A high-salt diet is not only bad for one's blood pressure, but also for the immune system. This is the conclusion of a current study under the leadership of the University Hospital Bonn. Mice fed a high-salt diet were found to suffer from much more severe bacterial infections. Human volunteers who consumed an additional six grams of salt per day also showed pronounced immune deficiencies. This amount corresponds to the salt content of two fast food meals. The results are published in the journal "Science Translational Medicine".
Five grams a day, no more: This is the maximum amount of salt that adults should consume according to the recommendations of the World Health Organization (WHO). It corresponds approximately to one level teaspoon.
In reality, however, many Germans exceed this limit considerably: Figures from the Robert Koch Institute suggest that on average men consume ten, women more than eight grams a day.
This means that we reach for the salt shaker much more than is good for us. After all, sodium chloride, which is its chemical name, raises blood pressure and thereby increases the risk of heart attack or stroke.
But not only that: "We have now been able to prove for the first time that excessive salt intake also significantly weakens an important arm of the immune system," explains Prof. Dr. Christian Kurts from the Institute of Experimental Immunology at the University of Bonn.
This finding is unexpected, as some studies point in the opposite direction. For example, infections with certain skin parasites in laboratory animals heal significantly faster if these consume a high-salt diet:
The macrophages, which are immune cells that attack, eat and digest parasites, are particularly active in the presence of salt.
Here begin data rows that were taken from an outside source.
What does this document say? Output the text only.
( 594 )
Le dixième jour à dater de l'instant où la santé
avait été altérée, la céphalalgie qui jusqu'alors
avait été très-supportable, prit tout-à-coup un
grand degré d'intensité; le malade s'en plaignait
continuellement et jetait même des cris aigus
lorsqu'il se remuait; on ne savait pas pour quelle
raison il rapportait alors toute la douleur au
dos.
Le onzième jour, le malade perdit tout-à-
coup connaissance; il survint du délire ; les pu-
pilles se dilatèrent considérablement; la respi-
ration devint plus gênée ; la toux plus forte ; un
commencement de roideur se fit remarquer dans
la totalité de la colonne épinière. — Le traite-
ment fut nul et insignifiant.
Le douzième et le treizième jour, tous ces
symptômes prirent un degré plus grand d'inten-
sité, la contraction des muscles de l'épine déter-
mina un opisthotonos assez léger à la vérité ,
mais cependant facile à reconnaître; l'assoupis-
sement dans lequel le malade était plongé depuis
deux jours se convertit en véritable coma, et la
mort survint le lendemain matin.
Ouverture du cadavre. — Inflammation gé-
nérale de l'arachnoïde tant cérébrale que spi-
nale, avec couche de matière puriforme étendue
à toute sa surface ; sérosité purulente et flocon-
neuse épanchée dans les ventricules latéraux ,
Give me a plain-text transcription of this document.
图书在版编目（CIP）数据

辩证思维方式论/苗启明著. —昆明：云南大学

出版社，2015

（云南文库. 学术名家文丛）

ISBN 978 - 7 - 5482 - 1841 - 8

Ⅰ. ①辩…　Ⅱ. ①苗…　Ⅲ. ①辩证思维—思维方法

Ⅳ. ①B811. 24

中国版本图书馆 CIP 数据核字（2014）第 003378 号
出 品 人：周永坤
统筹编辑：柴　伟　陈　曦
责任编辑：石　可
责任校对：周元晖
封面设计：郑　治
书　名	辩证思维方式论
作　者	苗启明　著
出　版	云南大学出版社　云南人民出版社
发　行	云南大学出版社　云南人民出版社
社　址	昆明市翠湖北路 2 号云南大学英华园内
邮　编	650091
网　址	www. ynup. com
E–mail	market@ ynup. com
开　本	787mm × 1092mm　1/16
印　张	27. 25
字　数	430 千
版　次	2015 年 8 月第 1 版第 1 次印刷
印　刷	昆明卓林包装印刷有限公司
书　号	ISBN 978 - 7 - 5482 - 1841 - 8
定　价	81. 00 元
Several physicians concluded from this observation that sodium chloride has a generally immune-enhancing effect.
The skin serves as a salt reservoir
"Our results show that this generalization is not accurate," emphasizes Katarzyna Jobin, lead author of the study, who has since transferred to the University of Würzburg. There are two reasons for this: Firstly, the body keeps the salt concentration in the blood and in the various organs largely constant.
Otherwise important biological processes would be impaired. The only major exception is the skin: It functions as a salt reservoir of the body. This is why the additional intake of sodium chloride works so well for some skin diseases.
However, other parts of the body are not exposed to the additional salt consumed with food. Instead, it is filtered out by the kidneys and excreted in the urine. And this is where the second mechanism comes into play: The kidneys have a sodium chloride sensor that activates the salt excretion function.
As an undesirable side effect, however, this sensor also causes so-called glucocorticoids to accumulate in the body. And these in turn inhibit the function of granulocytes, the most common type of immune cell in the blood.
Granulocytes, like macrophages, are scavenger cells. However, they do not attack parasites, but mainly bacteria. If they do not do this to a sufficient degree, infections proceed much more severely. "We were able to show this in mice with a listeria infection," explains Dr. Jobin.
"We had previously put some of them on a high-salt diet. In the spleen and liver of these animals we counted 100 to 1,000 times the number of disease-causing pathogens." Listeria are bacteria that are found for instance in contaminated food and can cause fever, vomiting and sepsis. Urinary tract infections also healed much more slowly in laboratory mice fed a high-salt diet.
Sodium chloride also appears to have a negative effect on the human immune system. "We examined volunteers who consumed six grams of salt in addition to their daily intake," says Prof. Kurts. "This is roughly the amount contained in two fast food meals, i.e. two burgers and two portions of French fries." After one week, the scientists took blood from their subjects and examined the granulocytes. The immune cells coped much worse with bacteria after the test subjects had started to eat a high-salt diet.
In human volunteers, the excessive salt intake also resulted in increased glucocorticoid levels. That this inhibits the immune system is not surprising: The best-known glucocorticoid cortisone is traditionally used to suppress inflammation.
"Only through investigations in an entire organism were we able to uncover the complex control circuits that lead from salt intake to this immunodeficiency," stresses Kurts. "Our work therefore also illustrates the limitations of experiments purely with cell cultures."
The University of Bonn is one of Germany's leading universities in the field of immunology. It is home to the Cluster of Excellence ImmunoSensation, of which Prof. Kurts is a member of the Executive Board.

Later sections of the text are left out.